Local Australian dramadies are seldom seen but are often very enjoyable. There’s a lot of good local talent around for those willing to look for it. One example that comes to mind is Griff the Invisible from 2011 which seems to share a lot of the DNA of What If It Works. Trower’s film is too lightweight to be that memorable but there’s enough sweetness here to justify itself.
The films looks amazing, with really quirky and likeable production design set alongside some really fine photography. Grace’s apartment looks like an artist’s paradise and the streets of Northcote with their cafes and street art are photographed wonderfully. Melbourne is the best city in Australia (fight me, Sydney) and when you’re working alongside the gorgeous backdrop of the CBD good photography always pays off.
The real takeaway here is Anna Samson. She has the most wonderful onscreen presence and even manages to act out multiple personalities without it becoming comical. She’s the best thing in the film, managing to rise above the rather hackneyed issues her character goes through.

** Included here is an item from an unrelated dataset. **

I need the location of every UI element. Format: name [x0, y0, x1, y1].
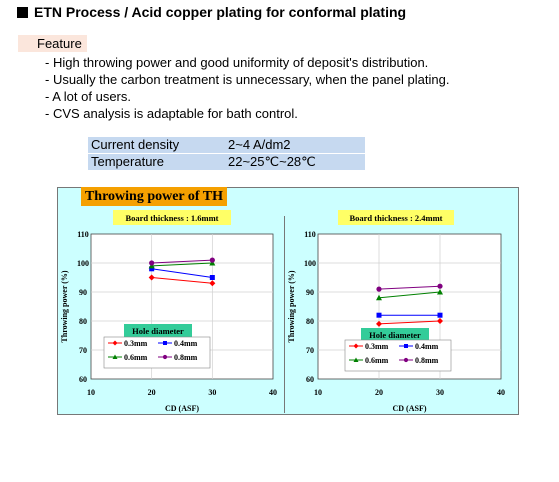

Samson has had a few roles in television, including the new adaptation of Wake in Fright, and it won’t be surprising if we see a lot more of her in the coming years.
If there’s an outright problem it’s that there is a noticeable flux in tone. There are individual elements which are extremely dark, like the story Grace tells of how she developed multiple personality disorder which seems like it belongs in a different film. This indicates that the film is trying to say some mature things about mental illness, but in other scenes these characters’ behaviours are too silly to be taken seriously. Luke Ford is usually a perfectly passable actor but the way that Adrian acts is more than a little over egged.
What If It Works is probably going to be severely overlooked but that doesn’t mean that it’s a bad film. There’s a lot to enjoy here whether it’s the rather sweet romance at the heart of the film, Ella Carey’s production design, the streets of Melbourne, or the presence of Anna Samson.
What If It Works? is in cinemas from 12th October through Label Distribution.